Recticel said last week that the approach for the entire group was made at 10 euros per share.

“We had agreement. On two occasions in fact and it’s when that fell through that we made the probably less friendly approach and the conclusion of that was quite predictable,” Murtagh told the company’s annual shareholder meeting.

“I wouldn’t hold out much hope at all (of the deal being revived). It would have been a nice bolt on, but it wasn’t to be... We’ve moved on.
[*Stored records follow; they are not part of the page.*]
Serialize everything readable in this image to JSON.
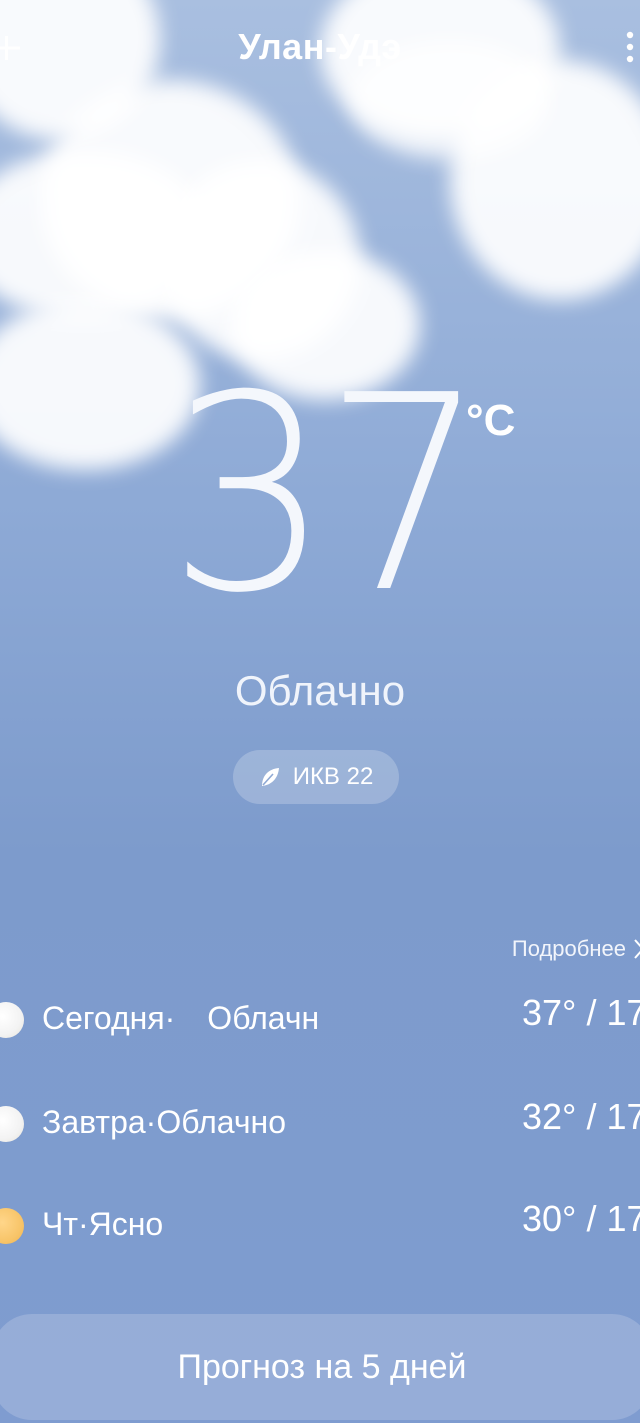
{
  "header": {
    "city": "Улан-Удэ",
    "add_icon": "plus-icon",
    "more_icon": "more-vertical-icon"
  },
  "current": {
    "temperature": "37",
    "unit": "°C",
    "condition": "Облачно",
    "aqi_label": "ИКВ 22",
    "aqi_icon": "leaf-icon"
  },
  "forecast": {
    "details_label": "Подробнее",
    "days": [
      {
        "label": "Сегодня·",
        "condition": "Облачн",
        "temps": "37° / 17",
        "icon": "cloud-sun-icon"
      },
      {
        "label": "Завтра·Облачно",
        "temps": "32° / 17",
        "icon": "cloud-sun-icon"
      },
      {
        "label": "Чт·Ясно",
        "temps": "30° / 17",
        "icon": "sun-icon"
      }
    ]
  },
  "footer": {
    "button_label": "Прогноз на 5 дней"
  },
  "colors": {
    "sky_top": "#a9bfe0",
    "sky_bottom": "#7f9cd0",
    "sun": "#f8c56a"
  }
}
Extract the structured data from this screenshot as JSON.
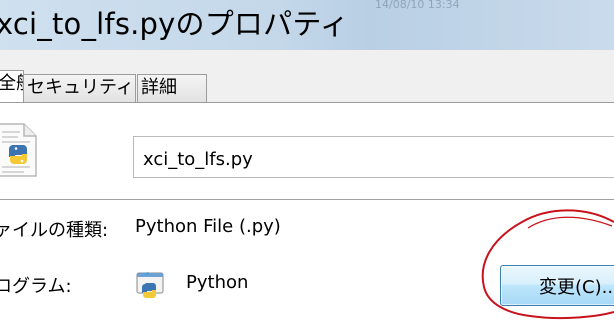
{
  "window": {
    "title": "xci_to_lfs.pyのプロパティ",
    "background_text": "14/08/10 13:34"
  },
  "tabs": [
    {
      "label": "全般"
    },
    {
      "label": "セキュリティ"
    },
    {
      "label": "詳細"
    }
  ],
  "general": {
    "file_name": "xci_to_lfs.py",
    "file_type_label": "ファイルの種類:",
    "file_type_value": "Python File (.py)",
    "program_label": "プログラム:",
    "program_value": "Python",
    "change_button": "変更(C)..."
  },
  "colors": {
    "titlebar": "#c4d8ea",
    "annotation_circle": "#c8121c",
    "button_border": "#3c7fb1"
  },
  "icons": {
    "file": "python-file-icon",
    "program": "python-launcher-icon"
  }
}
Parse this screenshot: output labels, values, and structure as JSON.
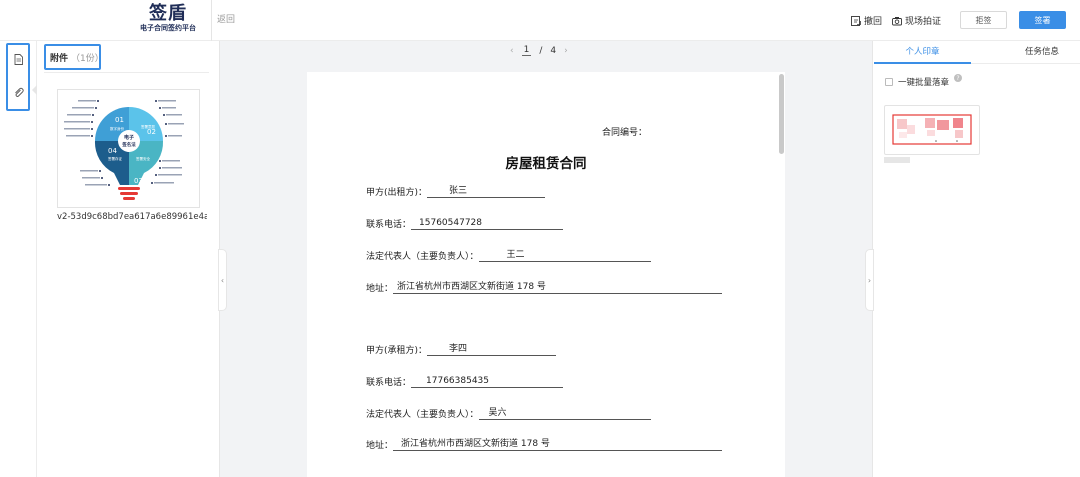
{
  "header": {
    "logo_main": "签盾",
    "logo_sub": "电子合同签约平台",
    "back_label": "返回",
    "withdraw_label": "撤回",
    "photo_verify_label": "现场拍证",
    "reject_label": "拒签",
    "sign_label": "签署"
  },
  "attachments": {
    "title": "附件",
    "count": "（1份）",
    "file_name": "v2-53d9c68bd7ea617a6e89961e4a..."
  },
  "pager": {
    "current": "1",
    "separator": "/",
    "total": "4"
  },
  "contract": {
    "number_label": "合同编号：",
    "title": "房屋租赁合同",
    "fields": [
      {
        "label": "甲方(出租方)：",
        "value": "张三"
      },
      {
        "label": "联系电话：",
        "value": "15760547728"
      },
      {
        "label": "法定代表人（主要负责人）：",
        "value": "王二"
      },
      {
        "label": "地址：",
        "value": "浙江省杭州市西湖区文新街道 178 号"
      },
      {
        "label": "甲方(承租方)：",
        "value": "李四"
      },
      {
        "label": "联系电话：",
        "value": "17766385435"
      },
      {
        "label": "法定代表人（主要负责人）：",
        "value": "吴六"
      },
      {
        "label": "地址：",
        "value": "浙江省杭州市西湖区文新街道 178 号"
      }
    ]
  },
  "thumbnail": {
    "center_label_1": "电子",
    "center_label_2": "签名法",
    "segments": [
      {
        "num": "01",
        "label": "数字身份"
      },
      {
        "num": "02",
        "label": "签署意愿"
      },
      {
        "num": "03",
        "label": "签署安全"
      },
      {
        "num": "04",
        "label": "签署存证"
      }
    ]
  },
  "right_panel": {
    "tab_personal_seal": "个人印章",
    "tab_task_info": "任务信息",
    "batch_seal_label": "一键批量落章",
    "help_mark": "?"
  },
  "colors": {
    "accent": "#3a8ee6",
    "seal_red": "#e53935",
    "brand_navy": "#1f2d57"
  }
}
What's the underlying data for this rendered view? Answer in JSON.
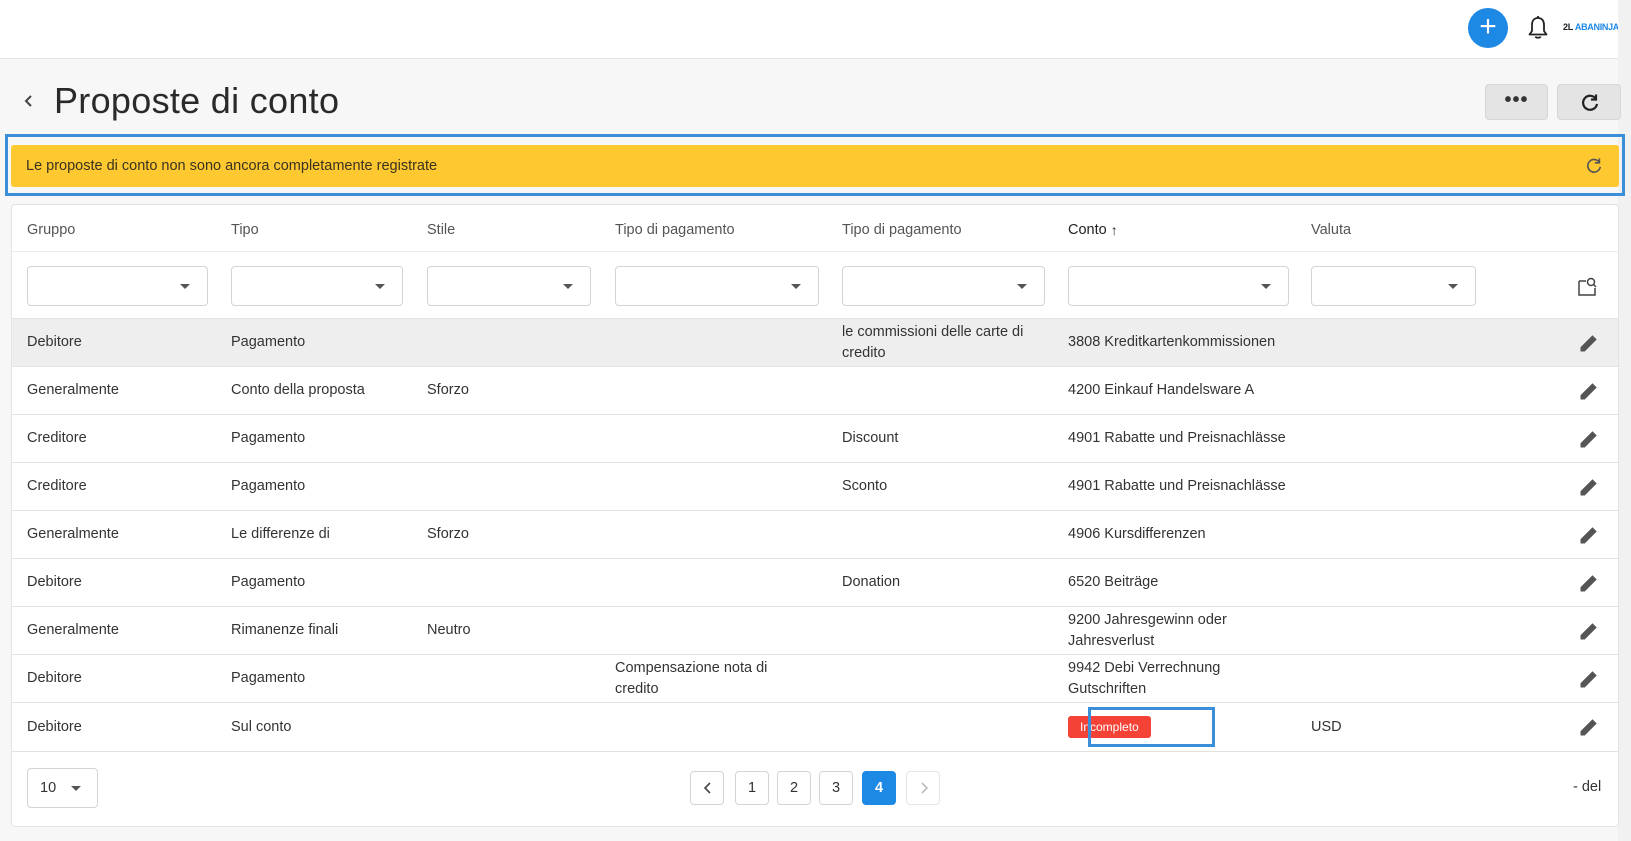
{
  "header": {
    "logo_text": "ABANINJA",
    "logo_mark": "2L"
  },
  "page": {
    "title": "Proposte di conto",
    "more_label": "•••"
  },
  "banner": {
    "text": "Le proposte di conto non sono ancora completamente registrate",
    "color": "#fec831"
  },
  "table": {
    "columns": [
      "Gruppo",
      "Tipo",
      "Stile",
      "Tipo di pagamento",
      "Tipo di pagamento",
      "Conto",
      "Valuta"
    ],
    "sorted_column": "Conto",
    "sort_direction": "ascending",
    "rows": [
      {
        "gruppo": "Debitore",
        "tipo": "Pagamento",
        "stile": "",
        "tipo_pagamento_1": "",
        "tipo_pagamento_2": "le commissioni delle carte di credito",
        "conto": "3808 Kreditkartenkommissionen",
        "valuta": ""
      },
      {
        "gruppo": "Generalmente",
        "tipo": "Conto della proposta",
        "stile": "Sforzo",
        "tipo_pagamento_1": "",
        "tipo_pagamento_2": "",
        "conto": "4200 Einkauf Handelsware A",
        "valuta": ""
      },
      {
        "gruppo": "Creditore",
        "tipo": "Pagamento",
        "stile": "",
        "tipo_pagamento_1": "",
        "tipo_pagamento_2": "Discount",
        "conto": "4901 Rabatte und Preisnachlässe",
        "valuta": ""
      },
      {
        "gruppo": "Creditore",
        "tipo": "Pagamento",
        "stile": "",
        "tipo_pagamento_1": "",
        "tipo_pagamento_2": "Sconto",
        "conto": "4901 Rabatte und Preisnachlässe",
        "valuta": ""
      },
      {
        "gruppo": "Generalmente",
        "tipo": "Le differenze di",
        "stile": "Sforzo",
        "tipo_pagamento_1": "",
        "tipo_pagamento_2": "",
        "conto": "4906 Kursdifferenzen",
        "valuta": ""
      },
      {
        "gruppo": "Debitore",
        "tipo": "Pagamento",
        "stile": "",
        "tipo_pagamento_1": "",
        "tipo_pagamento_2": "Donation",
        "conto": "6520 Beiträge",
        "valuta": ""
      },
      {
        "gruppo": "Generalmente",
        "tipo": "Rimanenze finali",
        "stile": "Neutro",
        "tipo_pagamento_1": "",
        "tipo_pagamento_2": "",
        "conto": "9200 Jahresgewinn oder Jahresverlust",
        "valuta": ""
      },
      {
        "gruppo": "Debitore",
        "tipo": "Pagamento",
        "stile": "",
        "tipo_pagamento_1": "Compensazione nota di credito",
        "tipo_pagamento_2": "",
        "conto": "9942 Debi Verrechnung Gutschriften",
        "valuta": ""
      },
      {
        "gruppo": "Debitore",
        "tipo": "Sul conto",
        "stile": "",
        "tipo_pagamento_1": "",
        "tipo_pagamento_2": "",
        "conto": "",
        "conto_badge": "Incompleto",
        "valuta": "USD"
      }
    ]
  },
  "pagination": {
    "page_size": "10",
    "pages": [
      "1",
      "2",
      "3",
      "4"
    ],
    "current_page": "4",
    "range_text": "- del"
  },
  "colors": {
    "accent": "#1e88e5",
    "badge_error": "#f44336",
    "warning": "#fec831"
  }
}
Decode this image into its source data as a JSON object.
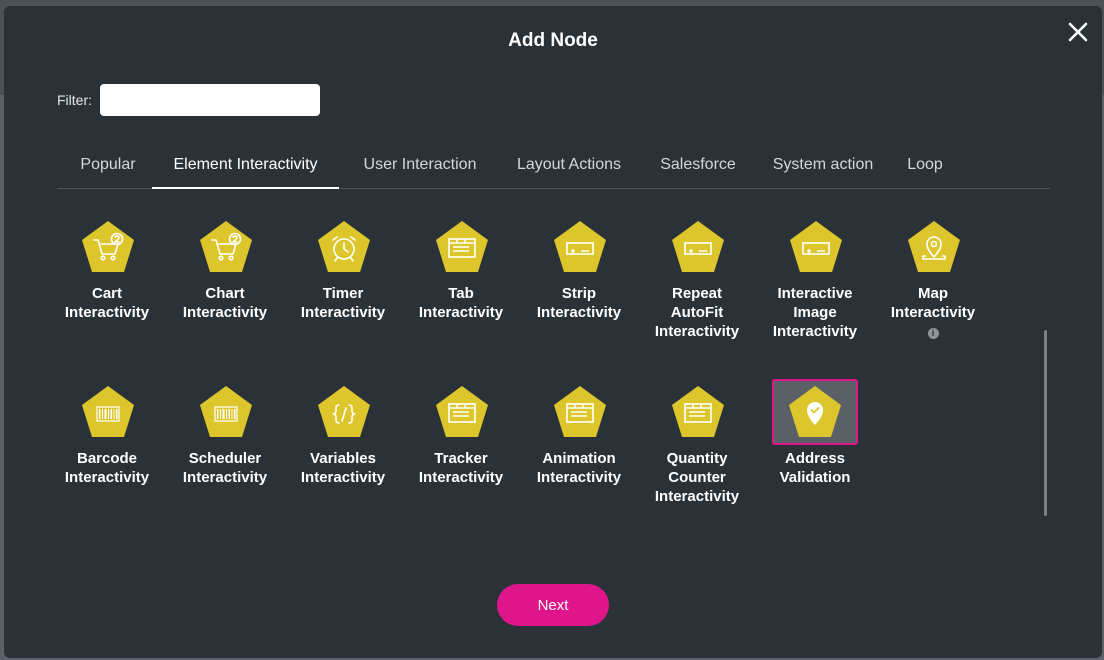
{
  "dialog": {
    "title": "Add Node",
    "close_icon": "close-icon"
  },
  "filter": {
    "label": "Filter:",
    "value": "",
    "placeholder": ""
  },
  "tabs": [
    {
      "label": "Popular",
      "active": false
    },
    {
      "label": "Element Interactivity",
      "active": true
    },
    {
      "label": "User Interaction",
      "active": false
    },
    {
      "label": "Layout Actions",
      "active": false
    },
    {
      "label": "Salesforce",
      "active": false
    },
    {
      "label": "System action",
      "active": false
    },
    {
      "label": "Loop",
      "active": false
    }
  ],
  "nodes": [
    {
      "line1": "Cart",
      "line2": "Interactivity",
      "line3": "",
      "icon": "cart-icon"
    },
    {
      "line1": "Chart",
      "line2": "Interactivity",
      "line3": "",
      "icon": "cart-icon"
    },
    {
      "line1": "Timer",
      "line2": "Interactivity",
      "line3": "",
      "icon": "alarm-clock-icon"
    },
    {
      "line1": "Tab",
      "line2": "Interactivity",
      "line3": "",
      "icon": "tab-folder-icon"
    },
    {
      "line1": "Strip",
      "line2": "Interactivity",
      "line3": "",
      "icon": "strip-icon"
    },
    {
      "line1": "Repeat",
      "line2": "AutoFit",
      "line3": "Interactivity",
      "icon": "strip-icon"
    },
    {
      "line1": "Interactive",
      "line2": "Image",
      "line3": "Interactivity",
      "icon": "strip-icon"
    },
    {
      "line1": "Map",
      "line2": "Interactivity",
      "line3": "",
      "icon": "map-pin-icon",
      "info": "i"
    },
    {
      "line1": "Barcode",
      "line2": "Interactivity",
      "line3": "",
      "icon": "barcode-icon"
    },
    {
      "line1": "Scheduler",
      "line2": "Interactivity",
      "line3": "",
      "icon": "barcode-icon"
    },
    {
      "line1": "Variables",
      "line2": "Interactivity",
      "line3": "",
      "icon": "braces-icon"
    },
    {
      "line1": "Tracker",
      "line2": "Interactivity",
      "line3": "",
      "icon": "tab-folder-icon"
    },
    {
      "line1": "Animation",
      "line2": "Interactivity",
      "line3": "",
      "icon": "tab-folder-icon"
    },
    {
      "line1": "Quantity",
      "line2": "Counter",
      "line3": "Interactivity",
      "icon": "tab-folder-icon"
    },
    {
      "line1": "Address",
      "line2": "Validation",
      "line3": "",
      "icon": "address-check-icon",
      "selected": true
    }
  ],
  "footer": {
    "next_label": "Next"
  },
  "colors": {
    "dialog_bg": "#2b3237",
    "hexagon": "#dcc62b",
    "accent": "#e0158b",
    "text": "#ffffff"
  }
}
Plenty more fish to fry.”

Murtagh said Kingspan first approached Recticel “to do something” in 1994 when his father, current chairman Eugene Muratagh, was in charge.

Kingspan has spent just over 1 billion euros on acquisitions over the last two years, mainly building up a presence in North, Central and South America, while also strengthening its grip on the European insulation market.

Murtagh told reporters after the meeting that Kingspan had a pipeline of potential acquisitions and the capacity to spend 400 to 500 million euros a year on deals.

Acquisitions helped drive Kingspan’s first quarter sales up 18 percent to just over 1 billion euros, the Cavan-based company said on Friday.

While it anticipated “reasonably positive momentum” through the second quarter, it also flagged that insulated panel orders in the United Kingdom, where it generates around a fifth of its sales, have been relatively subdued.

Murtagh said that as long uncertainty prevailed in the UK regarding its departure from the European Union, investment decisions will be curtailed.